Cela signifie cependant que l'engagement de Microsoft, par exemple, en faveur d'une neutralité carbone peut être cité comme l'une des réussites de SE4ALL même si l'initiative n'est pas mentionnée dans les documents de Microsoft relatifs à ce changement.

 

Des financements publics en faveur de l'énergie électrique ?

 

Une autre initiative, « Enabling Electricity », lancée par l'entreprise énergétique italienne ENEL, promet de doubler le nombre de personnes dans le monde qui utilisent les programmes d'accès à l'énergie de l'entreprise. Elles sont actuellement au nombre d’un million.

 

Marina Migliorato, la chef de responsabilité sociale d'ENEL, a déclaré à EURACTIV que les financements de l'ONU favorisaient leurs projets, mais qu'ils étaient déjà « bien conscients que l'énergie durable pouvait définitivement créer un environnement qui vise à promouvoir le développement humain ».

 

L'utilisation du soutien du secteur public pour les investissements privés était « essentielle », a-t-elle expliqué, soulignant « la nécessité de mécanismes à long terme et efficaces et de cadres juridiques afin de soutenir et de motiver les actions du secteur privé ».

 

« Il est vrai que l'accès durable à l'énergie nécessite des mécanismes financiers solides afin de répondre aux besoins spécifiques des parties prenantes », a-t-elle ajouté.

 

Les investissements d'ENEL ont financé des projets locaux d'énergie photovoltaïque pour les collectivités rurales qui n'impliquent pas de connexions au réseau, mais également des projets d'infrastructures connectés au réseau..

 

Outre le transport de l'énergie principalement utilisée par un pays hôte, des approches axées sur un réseau central peuvent subir des pertes de transmission et des problèmes pour faire correspondre l'offre à la demande, ce qui peut augmenter les émissions de carbone.

 

D'autres projets innovateurs d'ENEL réduiront cependant les émissions de CO2, notamment les mécanismes de fixation des prix qui ont permis à plus de 300 000 familles d'économiser 420 000 euros parce qu'elles avaient rapporté leurs déchets dans des centres de collecte prévus pour le recyclage.

 

« Ce qui est important dans cette initiative, c'est que les questions liées au climat et à l'énergie sont placées dans un contexte de développement », a déclaré M. de Boer.

 

« Les premières préoccupations de beaucoup de gens du sud sont la croissance économique et l'éradication de la pauvreté [alors que] le changement climatique est [un élément] qu'ils pourront aborder plus tard, donc en ce sens, je pense que c'est très constructif », a-t-il ajouté.

 

L'initiative de l'ONU « Énergie durable pour tous » (SE4ALL) a vu le jour en même temps que le programme pour le changement de l’UE à l'automne 2011. Ces deux projets ont rapidement combiné leurs forces.

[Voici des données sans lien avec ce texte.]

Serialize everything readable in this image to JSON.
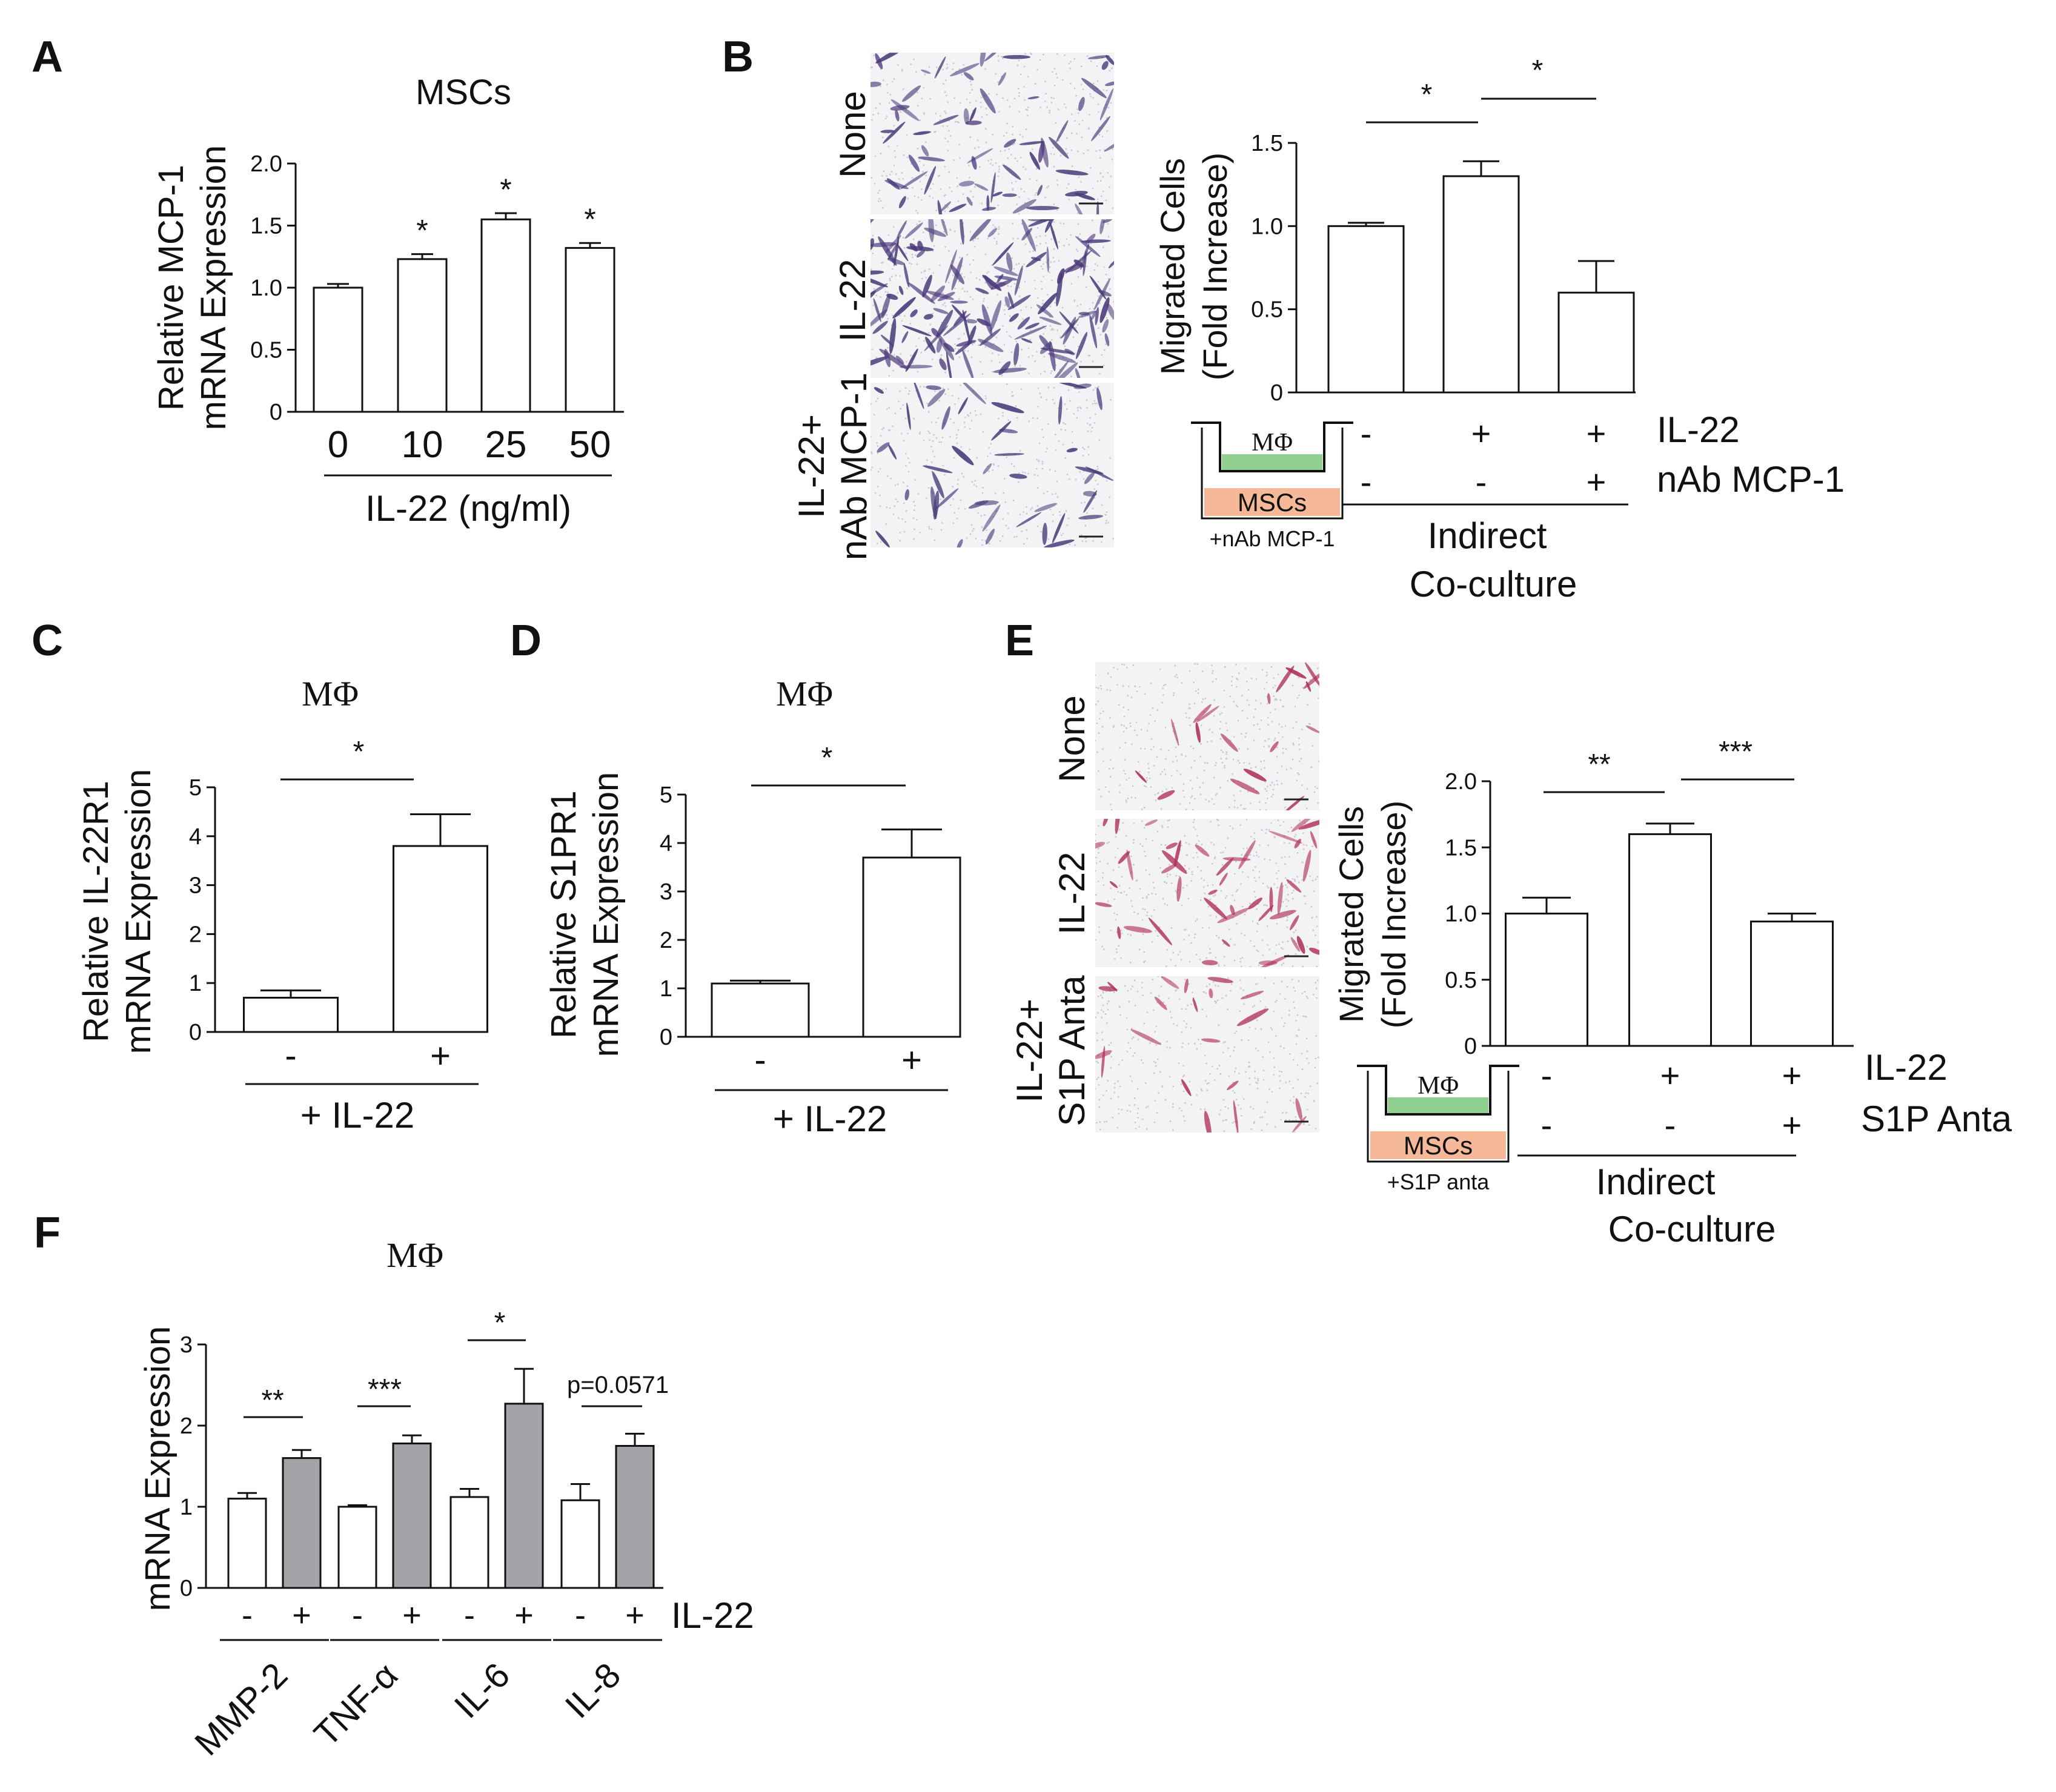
{
  "panels": {
    "A": {
      "letter": "A",
      "title": "MSCs",
      "ylabel": [
        "Relative MCP-1",
        "mRNA Expression"
      ],
      "xlabel": "IL-22 (ng/ml)"
    },
    "B": {
      "letter": "B",
      "ylabel": [
        "Migrated Cells",
        "(Fold Increase)"
      ],
      "row_names": [
        "IL-22",
        "nAb MCP-1"
      ],
      "xlabel": [
        "Indirect",
        "Co-culture"
      ],
      "image_labels": [
        "None",
        "IL-22",
        "IL-22+",
        "nAb MCP-1"
      ],
      "schematic": {
        "top": "MΦ",
        "bottom": "MSCs",
        "caption": "+nAb MCP-1"
      }
    },
    "C": {
      "letter": "C",
      "title": "MΦ",
      "ylabel": [
        "Relative IL-22R1",
        "mRNA Expression"
      ],
      "xlabel": "+ IL-22"
    },
    "D": {
      "letter": "D",
      "title": "MΦ",
      "ylabel": [
        "Relative S1PR1",
        "mRNA Expression"
      ],
      "xlabel": "+ IL-22"
    },
    "E": {
      "letter": "E",
      "ylabel": [
        "Migrated Cells",
        "(Fold Increase)"
      ],
      "row_names": [
        "IL-22",
        "S1P Anta"
      ],
      "xlabel": [
        "Indirect",
        "Co-culture"
      ],
      "image_labels": [
        "None",
        "IL-22",
        "IL-22+",
        "S1P Anta"
      ],
      "schematic": {
        "top": "MΦ",
        "bottom": "MSCs",
        "caption": "+S1P anta"
      }
    },
    "F": {
      "letter": "F",
      "title": "MΦ",
      "ylabel": "mRNA Expression",
      "row_name": "IL-22"
    }
  },
  "colors": {
    "bar_open": "#ffffff",
    "bar_treated": "#a4a4a8",
    "stroke": "#111111",
    "medium": "#8fd08f",
    "msc_layer": "#f5b898",
    "stain_b": "#4a3a7a",
    "stain_e": "#b0305a"
  },
  "chart_data": [
    {
      "panel": "A",
      "type": "bar",
      "categories": [
        "0",
        "10",
        "25",
        "50"
      ],
      "values": [
        1.0,
        1.23,
        1.55,
        1.32
      ],
      "errors": [
        0.03,
        0.04,
        0.05,
        0.04
      ],
      "ylim": [
        0,
        2.0
      ],
      "yticks": [
        "0",
        "0.5",
        "1.0",
        "1.5",
        "2.0"
      ],
      "significance": [
        "",
        "*",
        "*",
        "*"
      ]
    },
    {
      "panel": "B",
      "type": "bar",
      "categories": [
        "-/-",
        "+/-",
        "+/+"
      ],
      "values": [
        1.0,
        1.3,
        0.6
      ],
      "errors": [
        0.02,
        0.09,
        0.19
      ],
      "ylim": [
        0,
        1.5
      ],
      "yticks": [
        "0",
        "0.5",
        "1.0",
        "1.5"
      ],
      "rows": [
        [
          "-",
          "+",
          "+"
        ],
        [
          "-",
          "-",
          "+"
        ]
      ],
      "comparisons": [
        {
          "from": 0,
          "to": 1,
          "label": "*"
        },
        {
          "from": 1,
          "to": 2,
          "label": "*"
        }
      ]
    },
    {
      "panel": "C",
      "type": "bar",
      "categories": [
        "-",
        "+"
      ],
      "values": [
        0.7,
        3.8
      ],
      "errors": [
        0.15,
        0.65
      ],
      "ylim": [
        0,
        5
      ],
      "yticks": [
        "0",
        "1",
        "2",
        "3",
        "4",
        "5"
      ],
      "comparisons": [
        {
          "from": 0,
          "to": 1,
          "label": "*"
        }
      ]
    },
    {
      "panel": "D",
      "type": "bar",
      "categories": [
        "-",
        "+"
      ],
      "values": [
        1.1,
        3.7
      ],
      "errors": [
        0.06,
        0.58
      ],
      "ylim": [
        0,
        5
      ],
      "yticks": [
        "0",
        "1",
        "2",
        "3",
        "4",
        "5"
      ],
      "comparisons": [
        {
          "from": 0,
          "to": 1,
          "label": "*"
        }
      ]
    },
    {
      "panel": "E",
      "type": "bar",
      "categories": [
        "-/-",
        "+/-",
        "+/+"
      ],
      "values": [
        1.0,
        1.6,
        0.94
      ],
      "errors": [
        0.12,
        0.08,
        0.06
      ],
      "ylim": [
        0,
        2.0
      ],
      "yticks": [
        "0",
        "0.5",
        "1.0",
        "1.5",
        "2.0"
      ],
      "rows": [
        [
          "-",
          "+",
          "+"
        ],
        [
          "-",
          "-",
          "+"
        ]
      ],
      "comparisons": [
        {
          "from": 0,
          "to": 1,
          "label": "**"
        },
        {
          "from": 1,
          "to": 2,
          "label": "***"
        }
      ]
    },
    {
      "panel": "F",
      "type": "bar",
      "categories": [
        "MMP-2",
        "TNF-α",
        "IL-6",
        "IL-8"
      ],
      "series": [
        {
          "values": [
            1.1,
            1.0,
            1.12,
            1.08
          ],
          "errors": [
            0.07,
            0.02,
            0.1,
            0.2
          ]
        },
        {
          "values": [
            1.6,
            1.78,
            2.27,
            1.75
          ],
          "errors": [
            0.1,
            0.1,
            0.43,
            0.15
          ]
        }
      ],
      "ylim": [
        0,
        3
      ],
      "yticks": [
        "0",
        "1",
        "2",
        "3"
      ],
      "treatment": [
        "-",
        "+"
      ],
      "significance": [
        "**",
        "***",
        "*",
        "p=0.0571"
      ]
    }
  ]
}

Le secrétaire général de l'ONU, Ban Ki-Moon, a placé le projet SE4ALL sous la surveillance de Kandeh Yumkella, le directeur général de l'Organisation des Nations unies pour le développement industriel (ONUDI). 

 

Les objectifs de SE4ALL pour 2030 consistent à doubler le taux d'amélioration de l'efficacité énergétique et la part des énergies renouvelables dans le bouquet énergétique mondial ainsi qu'à fournir un accès universel à l'énergie à 1,3 milliard de personnes.

 

Pour l'ONU, l'année 2012 est celle de l'Énergie durable pour tous. Cette rubrique couvre des initiatives du secteur public telles que « de l’énergie pour doper le développement » de l'UE et les projets du secteur privé comme l'Enabling Electricity d'ENEL.